I also believe that small and mid-sized museums are the leaders when it comes to innovation, particularly around participatory engagement. One of my frustrations working as a consultant is that I spend most of my time working with big organizations that function at a scale that requires a certain amount of automation and anonymity in the visitor experience. That’s not to say my colleagues in large museums aren’t well-intentioned–they are–but I’m eager to spend my days in a place where we can guarantee a personal interaction with everyone who walks in the door. I suspect that there are some new ways of working we may develop–around membership, communications, and guest service in particular–that might be very different from the industry standard. I believe that small museums are underrepresented in the national conversation, and I suspect they will be the true leaders in a cultural renaissance of the small and nimble.
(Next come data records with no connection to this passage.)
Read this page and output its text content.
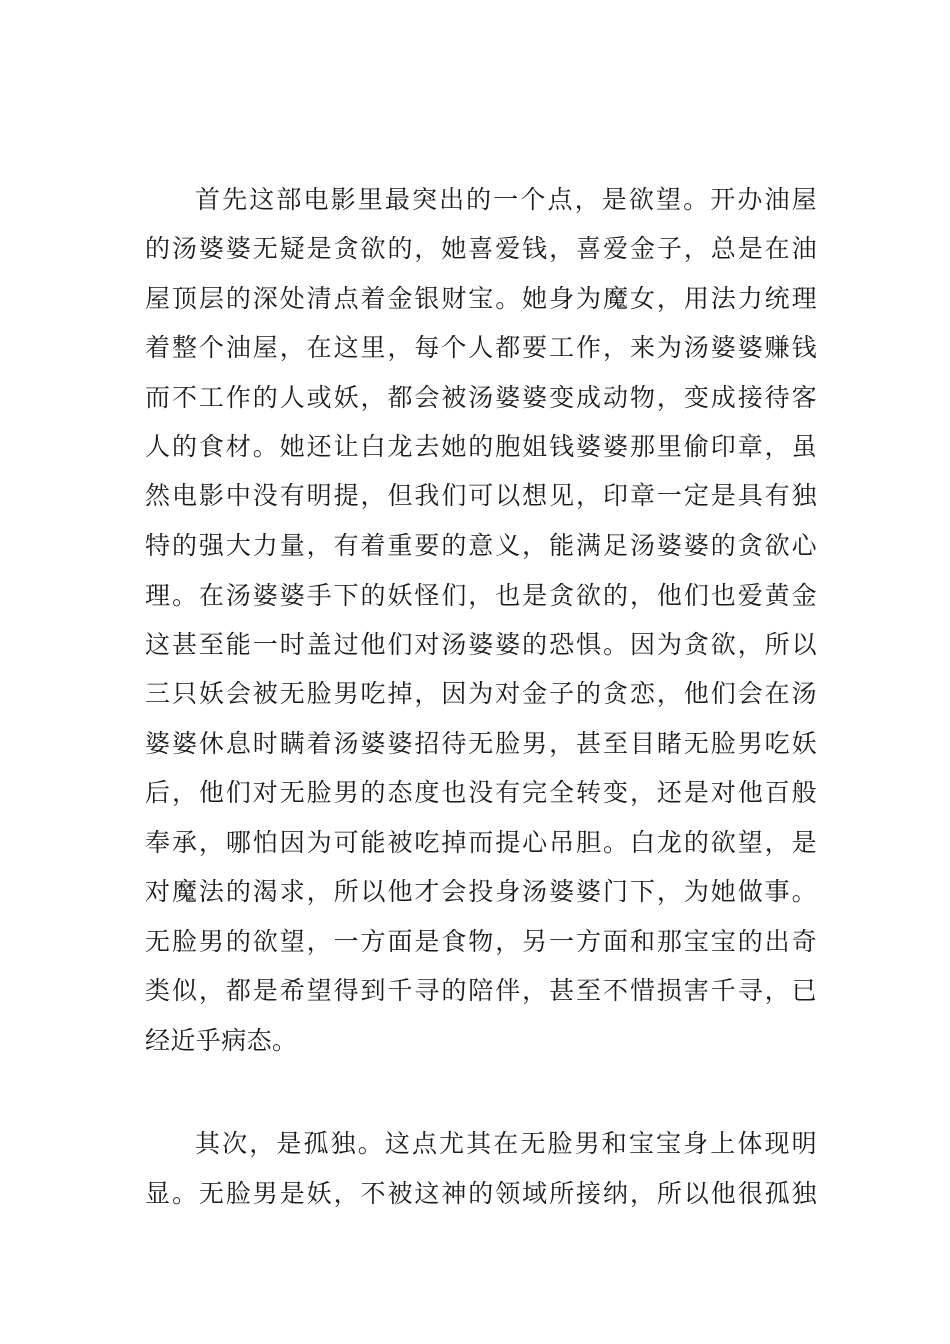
首先这部电影里最突出的一个点，是欲望。开办油屋

的汤婆婆无疑是贪欲的，她喜爱钱，喜爱金子，总是在油

屋顶层的深处清点着金银财宝。她身为魔女，用法力统理

着整个油屋，在这里，每个人都要工作，来为汤婆婆赚钱

而不工作的人或妖，都会被汤婆婆变成动物，变成接待客

人的食材。她还让白龙去她的胞姐钱婆婆那里偷印章，虽

然电影中没有明提，但我们可以想见，印章一定是具有独

特的强大力量，有着重要的意义，能满足汤婆婆的贪欲心

理。在汤婆婆手下的妖怪们，也是贪欲的，他们也爱黄金

这甚至能一时盖过他们对汤婆婆的恐惧。因为贪欲，所以

三只妖会被无脸男吃掉，因为对金子的贪恋，他们会在汤

婆婆休息时瞒着汤婆婆招待无脸男，甚至目睹无脸男吃妖

后，他们对无脸男的态度也没有完全转变，还是对他百般

奉承，哪怕因为可能被吃掉而提心吊胆。白龙的欲望，是

对魔法的渴求，所以他才会投身汤婆婆门下，为她做事。

无脸男的欲望，一方面是食物，另一方面和那宝宝的出奇

类似，都是希望得到千寻的陪伴，甚至不惜损害千寻，已

经近乎病态。

其次，是孤独。这点尤其在无脸男和宝宝身上体现明

显。无脸男是妖，不被这神的领域所接纳，所以他很孤独
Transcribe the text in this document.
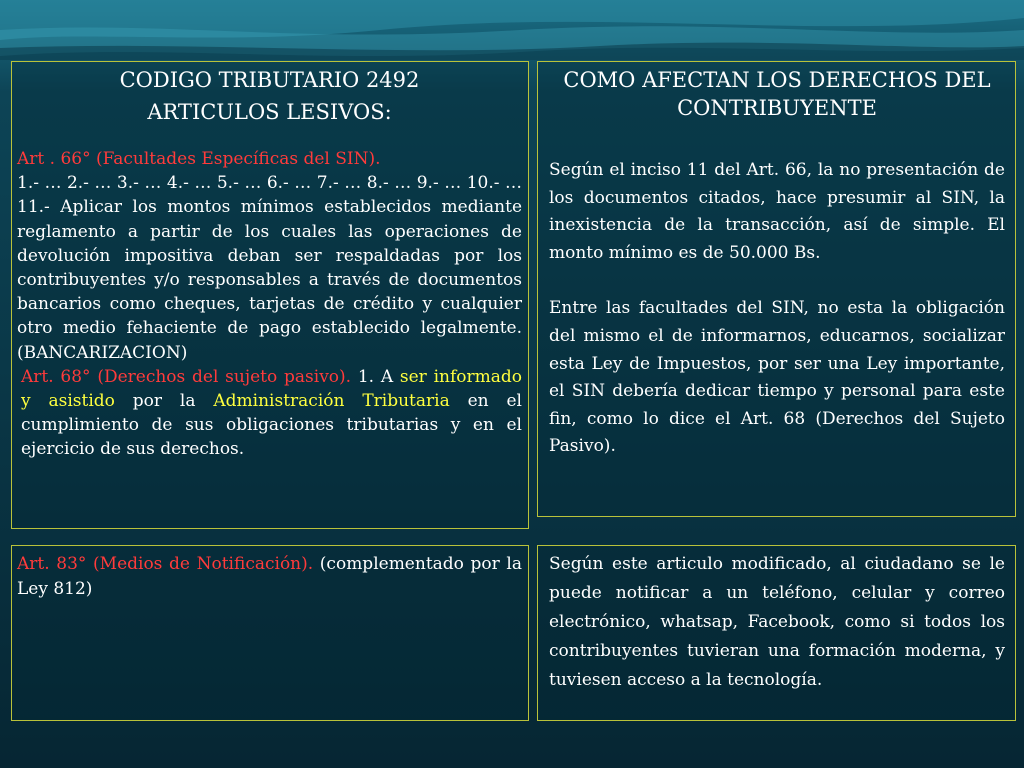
CODIGO TRIBUTARIO 2492

ARTICULOS LESIVOS:

Art . 66° (Facultades Específicas del SIN).

1.- … 2.- … 3.- … 4.- … 5.- … 6.- … 7.- … 8.- … 9.- … 10.- … 11.- Aplicar los montos mínimos establecidos mediante reglamento a partir de los cuales las operaciones de devolución impositiva deban ser respaldadas por los contribuyentes y/o responsables a través de documentos bancarios como cheques, tarjetas de crédito y cualquier otro medio fehaciente de pago establecido legalmente. (BANCARIZACION)

Art. 68° (Derechos del sujeto pasivo). 1. A ser informado y asistido por la Administración Tributaria en el cumplimiento de sus obligaciones tributarias y en el ejercicio de sus derechos.

COMO AFECTAN LOS DERECHOS DEL CONTRIBUYENTE

Según el inciso 11 del Art. 66, la no presentación de los documentos citados, hace presumir al SIN, la inexistencia de la transacción, así de simple. El monto mínimo es de 50.000 Bs.

Entre las facultades del SIN, no esta la obligación del mismo el de informarnos, educarnos, socializar esta Ley de Impuestos, por ser una Ley importante, el SIN debería dedicar tiempo y personal para este fin, como lo dice el Art. 68 (Derechos del Sujeto Pasivo).

Art. 83° (Medios de Notificación). (complementado por la Ley 812)

Según este articulo modificado, al ciudadano se le puede notificar a un teléfono, celular y correo electrónico, whatsap, Facebook, como si todos los contribuyentes tuvieran una formación moderna, y tuviesen acceso a la tecnología.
Finally, on a more personal level, I love Santa Cruz. When we moved here four years ago from Washington D.C., I knew we were moving somewhere nice. But I didn’t know how much I would come to love the city, the mountains, the beach, and the people–hippies, surfers, students, anarchists, artists, geeks, farmers, dreamers of all kinds. People here are serious participants–creatively, civically, intellectually, and athletically. When I think of the kind of people who like to participate actively in culture, I think of the people in my community. I believe that the MAH is ripe to become a leading “museum 2.0” in a city that is eager to embrace the change.